Gamache turned away from the lodge and took the trail that wound into and out of the woods, along the shores of Lac Massawippi. It was warm and he knew, even without the maitre d’s forecast, that it would be hot. Not the stifling heat and humidity before the storm, but still hot. Already the sun dazzled off the lake, blinding him if he looked too close and too long.

‘Dream on, dream on,’ a thin voice sang through the woods. Gamache turned and looked in, trying to adjust his eyes to the relative darkness of the forest in full leaf.

‘Dream on, dream on.’ The voice, reedy, reached an almost shrieking pitch. He walked off the path, stepping on roots and unsteady rocks, his ankle almost twisting a few times. But he ploughed on, snaking his large body around living trees and climbing over dead ones until he reached an opening. It was astonishing.

A large circle had been cleared in the middle of the thick forest and planted with honeysuckle and clover. He wondered how he could have missed it, if only by following his nose. It was sweet almost to the point of cloying. The other sense he might have used was hearing.

The glade buzzed. As he looked closer he noticed the tiny, bright, delicate flowers bobbing. The clearing was alive with bees. Bees crawled into and out of and around the blossom-filled bushes.

‘Dream on,’ the voice sang from the other side of the bobbing bushes. Gamache decided on discretion and skirted the glade, catching sight as he did of half a dozen wooden boxes in the very centre of the circle.

Hives. These were honey bees at their morning feeding. The Manoir Bellechasse had its own hives.

At the far side he turned his back on the thousands of bees and stared once again into the woods. There he caught sight of colour flitting between trunks. And then it stopped.

Gamache ploughed indelicately through the forest until he was within yards of Bean. The child stood feet apart as though planted. Knees slightly bent, head tilted back, hands gripped in front as though holding something.

And smiling. No, not just smiling, beaming.

‘Dream on, dream on,’ Bean sang in a music-free voice. But a voice filled with something much richer than even music. Bliss.

Bean was the first Morrow he’d seen with a look of joy, of delight, of rapture.

Gamache recognized it because he felt those things himself, every day. But he hadn’t expected to find them here, in the middle of the forest, in a Morrow. And certainly not from this child, marginalized, excluded, mocked. Named for a vegetable, asexual and rooted. Bean seemed destined for disaster. A puppy beside a highway. But this child who couldn’t jump could do something much more important. Bean could be transported.

He sat for a long time, mesmerized, watching the child. He noticed thin white strings falling from Bean’s ears and disappearing into a pocket. An iPod perhaps? Something was driving the concert he was listening to. He heard Louis Armstrong singing ‘St James Infirmary Blues’, then the Beatles’

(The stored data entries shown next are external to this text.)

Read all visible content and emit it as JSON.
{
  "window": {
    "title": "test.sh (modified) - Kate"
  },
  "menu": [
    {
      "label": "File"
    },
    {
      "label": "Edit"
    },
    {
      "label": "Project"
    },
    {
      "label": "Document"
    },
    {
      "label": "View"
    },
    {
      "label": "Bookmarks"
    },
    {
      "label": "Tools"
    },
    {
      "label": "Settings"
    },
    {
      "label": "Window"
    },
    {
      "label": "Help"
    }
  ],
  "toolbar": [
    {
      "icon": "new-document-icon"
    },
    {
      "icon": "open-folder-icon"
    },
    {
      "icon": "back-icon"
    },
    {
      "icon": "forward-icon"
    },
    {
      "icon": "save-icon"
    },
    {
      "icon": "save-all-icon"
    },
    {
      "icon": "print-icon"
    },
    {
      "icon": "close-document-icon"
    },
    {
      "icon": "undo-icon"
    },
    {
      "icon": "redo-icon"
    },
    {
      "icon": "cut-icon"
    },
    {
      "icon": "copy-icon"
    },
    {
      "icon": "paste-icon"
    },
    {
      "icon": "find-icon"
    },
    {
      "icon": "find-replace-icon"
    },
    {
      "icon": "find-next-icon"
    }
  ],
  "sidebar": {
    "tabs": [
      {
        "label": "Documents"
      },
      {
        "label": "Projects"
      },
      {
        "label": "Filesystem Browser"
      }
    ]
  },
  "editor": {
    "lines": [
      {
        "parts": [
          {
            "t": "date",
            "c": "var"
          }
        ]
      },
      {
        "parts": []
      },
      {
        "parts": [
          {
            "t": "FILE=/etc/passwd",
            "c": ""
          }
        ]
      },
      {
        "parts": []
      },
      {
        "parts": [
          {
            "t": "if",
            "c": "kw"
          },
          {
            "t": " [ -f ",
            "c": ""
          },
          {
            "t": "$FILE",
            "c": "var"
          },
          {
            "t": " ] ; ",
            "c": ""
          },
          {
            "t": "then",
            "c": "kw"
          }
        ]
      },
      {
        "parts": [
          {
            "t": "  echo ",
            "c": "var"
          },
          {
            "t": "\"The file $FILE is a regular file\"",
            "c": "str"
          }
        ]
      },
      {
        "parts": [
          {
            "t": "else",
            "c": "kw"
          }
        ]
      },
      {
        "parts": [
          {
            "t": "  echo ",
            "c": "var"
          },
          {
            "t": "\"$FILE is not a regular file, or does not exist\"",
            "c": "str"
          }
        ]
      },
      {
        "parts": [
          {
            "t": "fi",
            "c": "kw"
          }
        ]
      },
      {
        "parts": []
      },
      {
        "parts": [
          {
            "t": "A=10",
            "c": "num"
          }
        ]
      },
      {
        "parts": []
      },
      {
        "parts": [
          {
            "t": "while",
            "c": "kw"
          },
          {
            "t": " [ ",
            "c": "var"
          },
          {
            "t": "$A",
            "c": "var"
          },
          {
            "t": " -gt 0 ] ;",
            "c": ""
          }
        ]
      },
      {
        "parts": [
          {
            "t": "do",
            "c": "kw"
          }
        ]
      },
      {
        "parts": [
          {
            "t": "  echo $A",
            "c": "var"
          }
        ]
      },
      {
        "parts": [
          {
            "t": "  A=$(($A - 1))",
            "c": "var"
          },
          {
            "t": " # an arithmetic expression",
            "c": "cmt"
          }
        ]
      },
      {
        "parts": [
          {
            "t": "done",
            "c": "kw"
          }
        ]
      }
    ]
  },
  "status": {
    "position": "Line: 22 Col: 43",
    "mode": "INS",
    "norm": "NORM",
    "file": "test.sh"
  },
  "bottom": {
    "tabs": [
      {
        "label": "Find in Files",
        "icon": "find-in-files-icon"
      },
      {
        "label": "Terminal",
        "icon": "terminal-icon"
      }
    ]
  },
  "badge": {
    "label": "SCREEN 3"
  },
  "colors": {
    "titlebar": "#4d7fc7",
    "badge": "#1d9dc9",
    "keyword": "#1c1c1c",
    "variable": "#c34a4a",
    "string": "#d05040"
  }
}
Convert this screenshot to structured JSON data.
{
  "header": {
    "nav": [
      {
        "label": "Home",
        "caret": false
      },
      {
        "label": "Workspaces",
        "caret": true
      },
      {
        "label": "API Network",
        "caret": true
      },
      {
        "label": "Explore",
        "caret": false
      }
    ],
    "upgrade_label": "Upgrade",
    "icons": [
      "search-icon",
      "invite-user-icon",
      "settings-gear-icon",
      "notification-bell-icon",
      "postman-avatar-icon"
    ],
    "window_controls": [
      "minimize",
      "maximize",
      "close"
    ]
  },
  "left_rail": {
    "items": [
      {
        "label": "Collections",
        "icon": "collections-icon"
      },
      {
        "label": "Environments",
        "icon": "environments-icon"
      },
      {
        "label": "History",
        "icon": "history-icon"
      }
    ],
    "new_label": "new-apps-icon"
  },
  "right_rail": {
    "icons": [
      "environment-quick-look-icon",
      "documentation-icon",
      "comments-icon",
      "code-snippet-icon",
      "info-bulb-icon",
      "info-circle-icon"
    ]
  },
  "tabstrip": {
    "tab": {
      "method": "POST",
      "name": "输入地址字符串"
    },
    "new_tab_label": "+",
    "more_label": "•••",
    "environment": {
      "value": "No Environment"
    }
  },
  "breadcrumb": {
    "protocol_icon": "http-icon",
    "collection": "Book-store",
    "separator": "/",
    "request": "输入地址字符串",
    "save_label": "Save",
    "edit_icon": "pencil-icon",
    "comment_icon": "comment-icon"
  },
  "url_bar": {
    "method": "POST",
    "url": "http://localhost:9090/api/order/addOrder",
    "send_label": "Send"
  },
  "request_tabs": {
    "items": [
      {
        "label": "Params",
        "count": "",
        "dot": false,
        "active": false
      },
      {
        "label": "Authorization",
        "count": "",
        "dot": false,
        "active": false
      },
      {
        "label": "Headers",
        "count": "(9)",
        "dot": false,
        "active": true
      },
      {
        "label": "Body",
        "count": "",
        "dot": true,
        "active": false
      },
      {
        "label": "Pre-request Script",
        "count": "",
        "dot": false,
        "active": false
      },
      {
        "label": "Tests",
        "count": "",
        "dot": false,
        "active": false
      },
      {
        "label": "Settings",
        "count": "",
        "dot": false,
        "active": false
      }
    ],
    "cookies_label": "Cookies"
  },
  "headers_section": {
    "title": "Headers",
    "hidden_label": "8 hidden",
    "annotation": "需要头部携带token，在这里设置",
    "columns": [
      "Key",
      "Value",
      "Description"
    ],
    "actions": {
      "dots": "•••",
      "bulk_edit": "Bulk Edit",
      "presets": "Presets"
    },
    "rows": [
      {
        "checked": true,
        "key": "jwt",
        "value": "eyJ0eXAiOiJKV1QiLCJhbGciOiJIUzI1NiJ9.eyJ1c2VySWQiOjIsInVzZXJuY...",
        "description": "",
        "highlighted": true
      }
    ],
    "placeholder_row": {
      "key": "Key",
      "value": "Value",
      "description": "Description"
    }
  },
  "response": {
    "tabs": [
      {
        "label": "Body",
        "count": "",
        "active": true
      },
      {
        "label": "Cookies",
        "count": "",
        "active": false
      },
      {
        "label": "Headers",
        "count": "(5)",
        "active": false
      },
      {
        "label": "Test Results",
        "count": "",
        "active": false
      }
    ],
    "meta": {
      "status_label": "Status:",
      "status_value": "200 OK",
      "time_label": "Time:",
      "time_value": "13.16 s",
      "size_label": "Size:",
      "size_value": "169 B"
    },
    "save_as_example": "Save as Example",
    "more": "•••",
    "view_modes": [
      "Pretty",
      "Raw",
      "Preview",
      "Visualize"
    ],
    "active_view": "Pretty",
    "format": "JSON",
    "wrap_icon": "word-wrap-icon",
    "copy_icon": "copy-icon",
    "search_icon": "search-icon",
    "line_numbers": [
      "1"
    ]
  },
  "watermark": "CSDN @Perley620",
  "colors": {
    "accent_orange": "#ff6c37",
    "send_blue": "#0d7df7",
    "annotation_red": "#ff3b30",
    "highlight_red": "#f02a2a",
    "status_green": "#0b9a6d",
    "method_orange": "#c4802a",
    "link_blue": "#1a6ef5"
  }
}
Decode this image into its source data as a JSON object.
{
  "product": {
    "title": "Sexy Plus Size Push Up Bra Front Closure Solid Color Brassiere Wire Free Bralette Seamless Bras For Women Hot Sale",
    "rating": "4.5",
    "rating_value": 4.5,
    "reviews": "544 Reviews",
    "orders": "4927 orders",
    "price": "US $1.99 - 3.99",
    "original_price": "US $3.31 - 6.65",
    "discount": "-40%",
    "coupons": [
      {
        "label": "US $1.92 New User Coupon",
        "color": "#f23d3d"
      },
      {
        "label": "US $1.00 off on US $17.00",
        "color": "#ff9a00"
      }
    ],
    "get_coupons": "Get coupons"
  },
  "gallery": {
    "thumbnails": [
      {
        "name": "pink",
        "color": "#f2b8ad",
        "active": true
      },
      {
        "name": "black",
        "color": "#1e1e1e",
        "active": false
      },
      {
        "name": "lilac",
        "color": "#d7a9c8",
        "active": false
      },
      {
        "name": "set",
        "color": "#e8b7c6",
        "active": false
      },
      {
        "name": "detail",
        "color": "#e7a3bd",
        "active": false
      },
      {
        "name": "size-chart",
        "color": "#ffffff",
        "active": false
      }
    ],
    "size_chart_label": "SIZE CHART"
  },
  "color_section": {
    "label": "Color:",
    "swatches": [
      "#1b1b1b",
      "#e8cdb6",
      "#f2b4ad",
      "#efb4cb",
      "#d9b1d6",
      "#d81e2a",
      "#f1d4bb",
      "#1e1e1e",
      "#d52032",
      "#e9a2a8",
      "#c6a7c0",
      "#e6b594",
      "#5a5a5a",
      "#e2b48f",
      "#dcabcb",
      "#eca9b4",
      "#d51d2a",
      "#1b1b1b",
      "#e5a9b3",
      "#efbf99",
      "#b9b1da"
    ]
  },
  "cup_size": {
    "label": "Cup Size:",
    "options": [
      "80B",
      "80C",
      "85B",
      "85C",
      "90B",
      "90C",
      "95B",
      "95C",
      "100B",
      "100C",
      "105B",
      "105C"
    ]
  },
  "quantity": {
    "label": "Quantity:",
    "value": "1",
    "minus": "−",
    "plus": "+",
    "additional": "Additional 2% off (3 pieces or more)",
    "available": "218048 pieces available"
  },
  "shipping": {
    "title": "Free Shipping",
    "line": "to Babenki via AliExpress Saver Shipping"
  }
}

‘Let It Be’, though it sounded more like ‘Letter B’. And some tune without words that sent Bean galloping and humming in a whirl of activity. Every now and then Bean would kick back furiously then arch forward.

Eventually he snuck away, satisfied that Bean was safe. Better than safe. Unbelievable as it seemed, Bean was sound.

Agent Isabelle Lacoste stood by the yellow police tape, staring down at the place where Julia Martin had last lived, and died. The blades of grass had sprung back up, erect where yesterday they too had been crushed. Too bad people couldn’t do the same thing, be revitalized after a rain and some sun. Spring back to life. But some wounds were too grave.